EDITORIAL: The revolution will be live

A note from the managing editors


EDITORIAL: The revolution will be live

A note from the managing editors


This year gave us a Friday the 13th that certainly lived up to the hype. March 13 was the day Ryerson transitioned to online classes in response to the COVID-19 pandemic. Walking home from campus, we saw students gathered in groups, others talking into their phones and more than one trying to run somewhere—all of them were in some state of panic. The disaster we hoped we'd only have to read about quickly became a controlling factor in our lives.

Since then, both of us have lived together in a 100 plus year-old house right by campus and will be locked down here with our house rat Remy for the next month. (Rhea has been vibing under the dining room table, listening to Dido, while Kiernan has been transcending on the regular to drum and bass.)

This has been our reality for the past eight months. On the outside, life sometimes feels like it's at a standstill; like every day is the same. But if we look closely, behind our tiny screens is a new type of action we have never seen before. We've known since March that change is in store for us, across the country and the world. What we couldn't have imagined is that only young folks, collectively, can decide what that change will be.

Since May, collectives and movements have used online platforms to get the masses to mobilize. The country saw Black Lives Matter (BLM) Canada had taken to the streets in June and witnessed online when Indigenous land defenders formed blockades while occupying Haudenosaunee territory at 1492 Land Back Lane. The pandemic may have halted time for some, but for these groups, time is of the essence. To go back to ‘normal' is to go back to constant oppression, racism and violations of basic human rights. For marginalized people, ‘normal' is not the comfort of clubs, restaurants, or life as it once was. ‘Normal' doesn't hold people in power accountable.

If in March we knew the world could not go back to normal, by May we were imagining what could come next. We imagined affordable housing for ourselves and those experiencing homelessness, institutions held accountable to their decades of prejudice and how we could emerge from this crisis with renewed vigor against climate change. We damn-well demanded dignity, equity and peace—once, for all and forever—for people who are Black and Indigenous across the world.

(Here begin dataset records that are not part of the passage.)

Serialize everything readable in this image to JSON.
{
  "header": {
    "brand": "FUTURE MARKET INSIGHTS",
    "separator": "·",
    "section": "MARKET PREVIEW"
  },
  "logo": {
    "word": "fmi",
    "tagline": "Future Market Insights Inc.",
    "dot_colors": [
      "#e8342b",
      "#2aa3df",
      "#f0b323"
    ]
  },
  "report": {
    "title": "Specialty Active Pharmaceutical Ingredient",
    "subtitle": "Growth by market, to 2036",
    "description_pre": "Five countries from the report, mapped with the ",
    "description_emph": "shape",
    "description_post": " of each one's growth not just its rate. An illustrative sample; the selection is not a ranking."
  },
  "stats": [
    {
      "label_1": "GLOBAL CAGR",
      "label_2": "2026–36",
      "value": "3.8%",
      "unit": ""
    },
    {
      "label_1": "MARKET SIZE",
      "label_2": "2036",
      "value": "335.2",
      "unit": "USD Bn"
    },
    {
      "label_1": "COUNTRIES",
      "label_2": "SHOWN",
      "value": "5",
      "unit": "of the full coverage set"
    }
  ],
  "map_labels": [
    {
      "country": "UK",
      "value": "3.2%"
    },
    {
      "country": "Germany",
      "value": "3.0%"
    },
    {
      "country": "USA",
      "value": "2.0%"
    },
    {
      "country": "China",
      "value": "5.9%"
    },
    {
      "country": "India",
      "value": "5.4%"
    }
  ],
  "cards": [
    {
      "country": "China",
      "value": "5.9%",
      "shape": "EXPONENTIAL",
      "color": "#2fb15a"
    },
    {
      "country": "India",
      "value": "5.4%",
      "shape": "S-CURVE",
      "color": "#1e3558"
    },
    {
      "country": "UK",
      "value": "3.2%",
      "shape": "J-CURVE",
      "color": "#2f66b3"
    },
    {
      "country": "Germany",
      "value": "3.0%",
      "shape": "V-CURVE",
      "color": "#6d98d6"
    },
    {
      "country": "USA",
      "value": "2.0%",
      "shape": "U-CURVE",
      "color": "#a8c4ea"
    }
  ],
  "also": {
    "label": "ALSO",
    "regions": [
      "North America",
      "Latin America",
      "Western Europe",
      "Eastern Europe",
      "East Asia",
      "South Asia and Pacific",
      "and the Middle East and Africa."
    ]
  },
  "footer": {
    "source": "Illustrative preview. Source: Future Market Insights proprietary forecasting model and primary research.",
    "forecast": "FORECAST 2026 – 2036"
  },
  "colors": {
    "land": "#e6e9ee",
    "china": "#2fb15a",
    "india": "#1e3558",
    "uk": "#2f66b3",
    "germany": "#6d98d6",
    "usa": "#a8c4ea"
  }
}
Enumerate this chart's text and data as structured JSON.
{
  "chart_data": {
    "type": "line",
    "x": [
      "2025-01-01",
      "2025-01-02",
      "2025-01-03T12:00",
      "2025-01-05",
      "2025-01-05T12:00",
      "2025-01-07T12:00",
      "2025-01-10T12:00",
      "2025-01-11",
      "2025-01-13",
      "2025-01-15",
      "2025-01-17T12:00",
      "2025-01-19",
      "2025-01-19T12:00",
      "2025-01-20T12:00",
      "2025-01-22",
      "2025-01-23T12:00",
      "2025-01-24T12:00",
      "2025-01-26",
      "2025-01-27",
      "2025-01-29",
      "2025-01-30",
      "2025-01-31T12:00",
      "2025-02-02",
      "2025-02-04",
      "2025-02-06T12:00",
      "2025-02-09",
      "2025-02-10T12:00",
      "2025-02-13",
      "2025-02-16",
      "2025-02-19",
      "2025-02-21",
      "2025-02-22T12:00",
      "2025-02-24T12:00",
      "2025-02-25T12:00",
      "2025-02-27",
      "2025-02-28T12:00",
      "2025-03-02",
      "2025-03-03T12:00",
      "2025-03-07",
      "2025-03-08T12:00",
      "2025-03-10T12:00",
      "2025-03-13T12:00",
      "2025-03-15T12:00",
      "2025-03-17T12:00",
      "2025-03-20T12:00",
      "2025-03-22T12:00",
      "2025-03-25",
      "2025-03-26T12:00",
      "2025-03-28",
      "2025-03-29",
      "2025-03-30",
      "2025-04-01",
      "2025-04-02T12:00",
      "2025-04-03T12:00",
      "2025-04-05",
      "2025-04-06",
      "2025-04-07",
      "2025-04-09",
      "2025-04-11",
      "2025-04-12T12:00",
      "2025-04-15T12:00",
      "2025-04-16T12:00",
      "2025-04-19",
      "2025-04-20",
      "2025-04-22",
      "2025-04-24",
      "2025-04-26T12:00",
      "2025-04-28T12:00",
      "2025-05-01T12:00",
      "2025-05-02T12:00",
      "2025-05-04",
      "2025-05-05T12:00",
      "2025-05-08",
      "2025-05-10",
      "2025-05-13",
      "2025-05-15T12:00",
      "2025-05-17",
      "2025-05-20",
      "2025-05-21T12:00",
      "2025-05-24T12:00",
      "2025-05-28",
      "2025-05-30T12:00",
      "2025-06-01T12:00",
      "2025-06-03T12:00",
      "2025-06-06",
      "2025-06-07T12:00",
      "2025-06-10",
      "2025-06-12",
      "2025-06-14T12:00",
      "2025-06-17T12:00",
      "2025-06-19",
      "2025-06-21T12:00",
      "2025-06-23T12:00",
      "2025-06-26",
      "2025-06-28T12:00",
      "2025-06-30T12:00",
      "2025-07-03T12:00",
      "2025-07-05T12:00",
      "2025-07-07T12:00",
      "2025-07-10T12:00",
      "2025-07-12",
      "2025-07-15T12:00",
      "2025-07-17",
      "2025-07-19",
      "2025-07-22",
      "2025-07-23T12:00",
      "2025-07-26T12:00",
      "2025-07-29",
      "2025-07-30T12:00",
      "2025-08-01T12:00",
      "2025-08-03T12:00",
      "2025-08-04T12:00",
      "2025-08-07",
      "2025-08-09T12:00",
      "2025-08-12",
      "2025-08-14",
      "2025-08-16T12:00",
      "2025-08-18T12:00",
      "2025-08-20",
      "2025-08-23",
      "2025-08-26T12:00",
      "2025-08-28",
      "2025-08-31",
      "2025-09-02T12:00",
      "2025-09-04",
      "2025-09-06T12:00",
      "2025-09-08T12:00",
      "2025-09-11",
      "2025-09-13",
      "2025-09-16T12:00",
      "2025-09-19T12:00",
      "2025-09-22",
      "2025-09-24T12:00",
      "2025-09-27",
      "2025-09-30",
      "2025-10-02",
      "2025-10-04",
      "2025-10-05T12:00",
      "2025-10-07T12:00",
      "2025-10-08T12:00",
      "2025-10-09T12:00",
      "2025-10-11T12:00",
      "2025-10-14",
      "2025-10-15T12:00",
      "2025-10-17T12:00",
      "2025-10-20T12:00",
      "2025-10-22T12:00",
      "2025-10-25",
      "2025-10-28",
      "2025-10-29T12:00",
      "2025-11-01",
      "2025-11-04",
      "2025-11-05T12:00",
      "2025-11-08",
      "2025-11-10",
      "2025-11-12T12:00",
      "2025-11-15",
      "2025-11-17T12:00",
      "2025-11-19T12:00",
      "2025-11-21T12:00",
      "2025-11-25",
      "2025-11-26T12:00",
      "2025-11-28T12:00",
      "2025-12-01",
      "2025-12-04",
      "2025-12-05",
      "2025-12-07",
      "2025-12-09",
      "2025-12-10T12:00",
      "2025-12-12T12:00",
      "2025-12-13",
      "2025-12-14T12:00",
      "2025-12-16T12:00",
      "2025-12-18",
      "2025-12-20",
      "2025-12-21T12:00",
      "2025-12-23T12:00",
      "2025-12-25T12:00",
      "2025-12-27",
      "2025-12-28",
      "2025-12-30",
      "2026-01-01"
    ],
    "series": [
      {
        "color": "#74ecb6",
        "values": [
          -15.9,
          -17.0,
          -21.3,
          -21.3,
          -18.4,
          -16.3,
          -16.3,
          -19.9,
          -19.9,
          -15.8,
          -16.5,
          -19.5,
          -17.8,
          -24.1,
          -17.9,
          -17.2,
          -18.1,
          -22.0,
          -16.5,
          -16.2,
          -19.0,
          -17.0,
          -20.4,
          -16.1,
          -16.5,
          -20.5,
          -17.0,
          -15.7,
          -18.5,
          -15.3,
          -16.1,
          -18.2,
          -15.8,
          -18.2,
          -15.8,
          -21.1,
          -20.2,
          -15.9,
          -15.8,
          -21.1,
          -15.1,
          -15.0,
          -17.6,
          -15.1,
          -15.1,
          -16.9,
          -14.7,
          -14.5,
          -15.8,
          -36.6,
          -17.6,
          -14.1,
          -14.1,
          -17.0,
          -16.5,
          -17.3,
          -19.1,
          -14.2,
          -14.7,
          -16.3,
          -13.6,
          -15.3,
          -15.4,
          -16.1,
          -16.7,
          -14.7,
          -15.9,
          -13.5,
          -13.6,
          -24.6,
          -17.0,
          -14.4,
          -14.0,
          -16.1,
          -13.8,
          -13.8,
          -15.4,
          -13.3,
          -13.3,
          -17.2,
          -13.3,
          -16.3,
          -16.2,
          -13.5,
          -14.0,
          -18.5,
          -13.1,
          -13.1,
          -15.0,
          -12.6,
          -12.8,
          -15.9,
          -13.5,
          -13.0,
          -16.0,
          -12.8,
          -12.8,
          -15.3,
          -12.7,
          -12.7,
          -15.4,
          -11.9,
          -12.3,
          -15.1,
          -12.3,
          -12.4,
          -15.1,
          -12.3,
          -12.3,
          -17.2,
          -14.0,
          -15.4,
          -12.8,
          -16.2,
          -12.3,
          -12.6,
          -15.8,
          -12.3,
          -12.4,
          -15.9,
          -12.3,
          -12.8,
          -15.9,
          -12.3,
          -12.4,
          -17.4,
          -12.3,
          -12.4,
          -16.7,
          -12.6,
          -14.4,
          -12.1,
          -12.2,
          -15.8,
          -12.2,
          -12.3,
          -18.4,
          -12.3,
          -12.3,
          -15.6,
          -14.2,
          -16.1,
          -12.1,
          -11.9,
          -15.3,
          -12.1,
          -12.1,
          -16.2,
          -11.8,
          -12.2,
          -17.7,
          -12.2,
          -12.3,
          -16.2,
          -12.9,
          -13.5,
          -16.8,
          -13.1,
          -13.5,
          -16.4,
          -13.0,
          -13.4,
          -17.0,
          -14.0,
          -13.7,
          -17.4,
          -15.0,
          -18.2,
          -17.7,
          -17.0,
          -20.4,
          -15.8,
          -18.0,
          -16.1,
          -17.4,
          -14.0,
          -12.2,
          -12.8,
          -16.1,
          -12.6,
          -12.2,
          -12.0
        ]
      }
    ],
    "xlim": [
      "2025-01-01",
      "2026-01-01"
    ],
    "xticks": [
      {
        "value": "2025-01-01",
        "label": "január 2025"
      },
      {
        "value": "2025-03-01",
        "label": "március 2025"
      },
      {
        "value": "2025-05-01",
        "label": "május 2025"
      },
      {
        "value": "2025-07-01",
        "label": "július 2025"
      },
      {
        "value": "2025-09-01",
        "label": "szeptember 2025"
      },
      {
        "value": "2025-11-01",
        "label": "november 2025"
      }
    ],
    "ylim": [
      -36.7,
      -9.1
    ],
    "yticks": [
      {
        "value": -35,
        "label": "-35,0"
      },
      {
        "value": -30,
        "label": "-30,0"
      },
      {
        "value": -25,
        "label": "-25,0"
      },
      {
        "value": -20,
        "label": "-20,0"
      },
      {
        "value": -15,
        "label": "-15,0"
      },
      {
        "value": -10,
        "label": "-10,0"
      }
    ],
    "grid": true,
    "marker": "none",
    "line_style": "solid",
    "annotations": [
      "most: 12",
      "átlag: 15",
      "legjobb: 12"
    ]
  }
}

But of course, we've seen Ontario Provincial Police arrest land defenders like Skylar Williams and Courtney Skye; saw Jenna Reid, Danielle Smith and Daniel Gooch charged for tagging the Egerton Ryerson statue on Ryerson's campus; and encampments raided by Toronto police across the parks in the city.

Fighting for change comes at a cost, but the fight persists. Social media disseminates the message of justice and allowed for these stories to be told. It spawned rallies, protests, food donations, large bodies of people marching and occupying to protest alongside them.

Civil rights icon James Baldwin wrote that "not everything that is faced can be changed, but nothing can be changed until it is faced." Currently, without a vaccine, we know that COVID-19 can't be changed. But through the reality of this pandemic, we've faced how much in our unequal society that we must change and just how worthy the fight is for that possibility alone.

That's exactly what the stories in this issue are all about: the miraculous "how" and the indisputable "why" people are fighting for systemic change in the midst of it all. More than just knowing these issues exist, we want you to think about how they've come to be in the first place, why they've persisted for so long and what it will take to address them. Your phone isn't just a chunk of metal–it's a tool you can utilize to empower yourself and those around you, to share content that uplifts voices and spreads information. The power lies in our hands.

Through these months, we've watched as our friends and family learned, discussed and even cried through these small screens. All we want to do is hold them close, but we first have to hold them and ourselves accountable. Like it or not, change is coming; what it looks like is up to you.